My loyal tuktuk driver was still hanging about, hovering. I suppose, in case I needed to move to another hotel, he would have another fare. Occasionally, he solicitously advised me to simply move to a different place, since there are better options anyway.
I was reluctant to do so. I did not know for sure that they would really be better, and I was too weary to go searching in the middle of the night.
But I did appreciate that he stayed. It gave me the feeling like I had options. I did not know how I would hail another tuktuk driver, from here.
Reluctantly using inequality against inequality
I personally dislike hierarchical paradigms. At heart, I have egalitarian ideals, even though I have some claim towards privilege. But I accept the reality of it.
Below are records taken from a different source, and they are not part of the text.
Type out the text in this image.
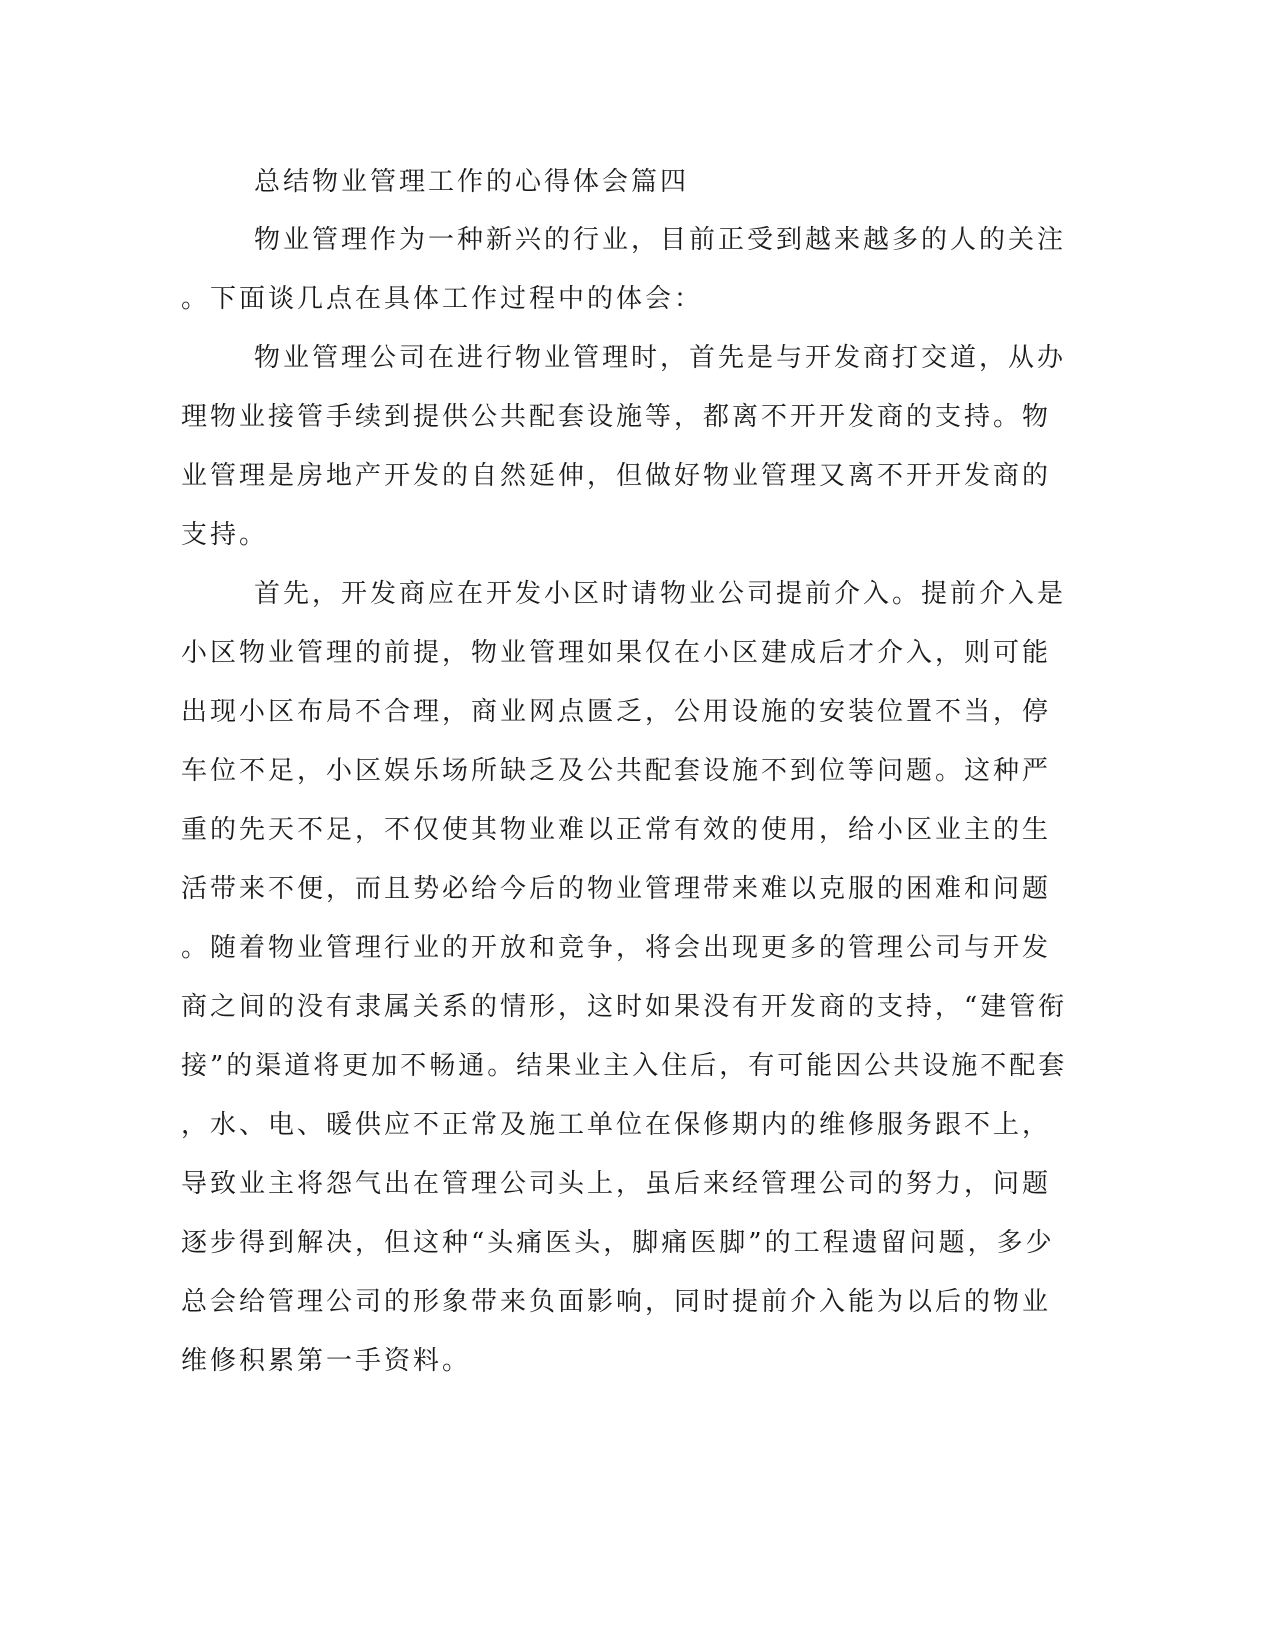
总结物业管理工作的心得体会篇四
物业管理作为一种新兴的行业，目前正受到越来越多的人的关注
。下面谈几点在具体工作过程中的体会：
物业管理公司在进行物业管理时，首先是与开发商打交道，从办
理物业接管手续到提供公共配套设施等，都离不开开发商的支持。物
业管理是房地产开发的自然延伸，但做好物业管理又离不开开发商的
支持。
首先，开发商应在开发小区时请物业公司提前介入。提前介入是
小区物业管理的前提，物业管理如果仅在小区建成后才介入，则可能
出现小区布局不合理，商业网点匮乏，公用设施的安装位置不当，停
车位不足，小区娱乐场所缺乏及公共配套设施不到位等问题。这种严
重的先天不足，不仅使其物业难以正常有效的使用，给小区业主的生
活带来不便，而且势必给今后的物业管理带来难以克服的困难和问题
。随着物业管理行业的开放和竞争，将会出现更多的管理公司与开发
商之间的没有隶属关系的情形，这时如果没有开发商的支持，“建管衔
接”的渠道将更加不畅通。结果业主入住后，有可能因公共设施不配套
，水、电、暖供应不正常及施工单位在保修期内的维修服务跟不上，
导致业主将怨气出在管理公司头上，虽后来经管理公司的努力，问题
逐步得到解决，但这种“头痛医头，脚痛医脚”的工程遗留问题，多少
总会给管理公司的形象带来负面影响，同时提前介入能为以后的物业
维修积累第一手资料。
That night, I was alone (except for an unexpectedly gallant tuktuk driver), in a strange city. And in the face of utter indifference by the front desk, I felt I had to do it. Because I did not have automatic privilege by skin colour, nationality, or obvious wealth, I had to enter the hierarchy paradigm and claim the higher position by other means. I had to speak like a privileged person.
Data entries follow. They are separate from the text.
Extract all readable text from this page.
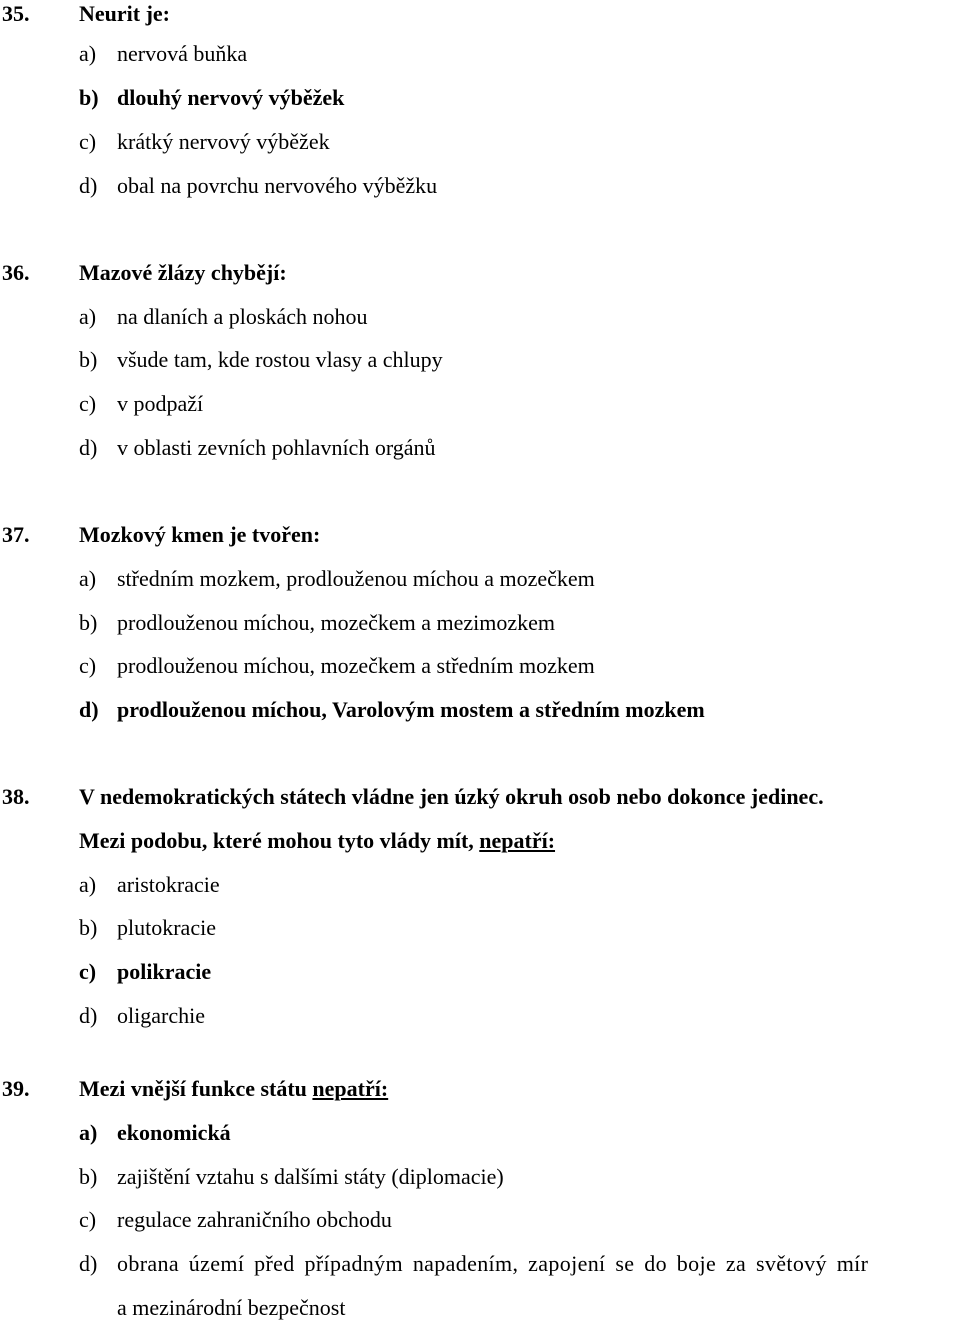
35. Neurit je:
a) nervová buňka
b) dlouhý nervový výběžek
c) krátký nervový výběžek
d) obal na povrchu nervového výběžku
36. Mazové žlázy chybějí:
a) na dlaních a ploskách nohou
b) všude tam, kde rostou vlasy a chlupy
c) v podpaží
d) v oblasti zevních pohlavních orgánů
37. Mozkový kmen je tvořen:
a) středním mozkem, prodlouženou míchou a mozečkem
b) prodlouženou míchou, mozečkem a mezimozkem
c) prodlouženou míchou, mozečkem a středním mozkem
d) prodlouženou míchou, Varolovým mostem a středním mozkem
38. V nedemokratických státech vládne jen úzký okruh osob nebo dokonce jedinec.
Mezi podobu, které mohou tyto vlády mít, nepatří:
a) aristokracie
b) plutokracie
c) polikracie
d) oligarchie
39. Mezi vnější funkce státu nepatří:
a) ekonomická
b) zajištění vztahu s dalšími státy (diplomacie)
c) regulace zahraničního obchodu
d) obrana území před případným napadením, zapojení se do boje za světový mír
a mezinárodní bezpečnost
The higher ranking person does not ask – she commands. She does not give options, she gives ultimatums.
But hierarchical status is not about being bossy or demanding or loud. ‘Imperious’ is in the small things, you see – how you stand, sit, the tone of your voice, the clip of your words, the angle of your head. Either you call your manager, now, or I shall have to do so myself and tell him this unacceptable service. You are mildly astonished over being forced to descend to this inconvenience.
And you know what is the most ridiculous yet most helpful thing in these situations?
A crisp British accent.
It irritates me that this is true. But as I can generally summon it when I need to, I might as well deploy it in such contingency situations. Out of the corner of my eye, I saw my tuktuk driver champion puff up with pride, as if he were actually in my personal service. I glanced to see him glare triumphantly at the front desk staff.
Sadly or happily, it worked.
The service improved instantly. The manager apologised profusely on the phone. He was clearly more cognisant of the peril of treating a guest with racism. A room was miraculously produced. And the same staff who received me so arrogantly, were downright servile for the rest of my stay.
But as for my first tuktuk driver in Lucknow, he waited until I assured him I was going to be all right before he would leave. And I gave him a good tip – just for standing by my side.
Carbon offsetting information to Lucknow, India
A return flight between Kuala Lumpur and Varanasi via Delhi produces carbon emissions of approximately 3,573 lbs CO2e. It costs about $18 to offset this. Travelling to Lucknow from Varanasi by train only adds about 43 lbs CO2e, which hardly adds even $1 to the offset.
What would you have done? Do you think I made the right decision?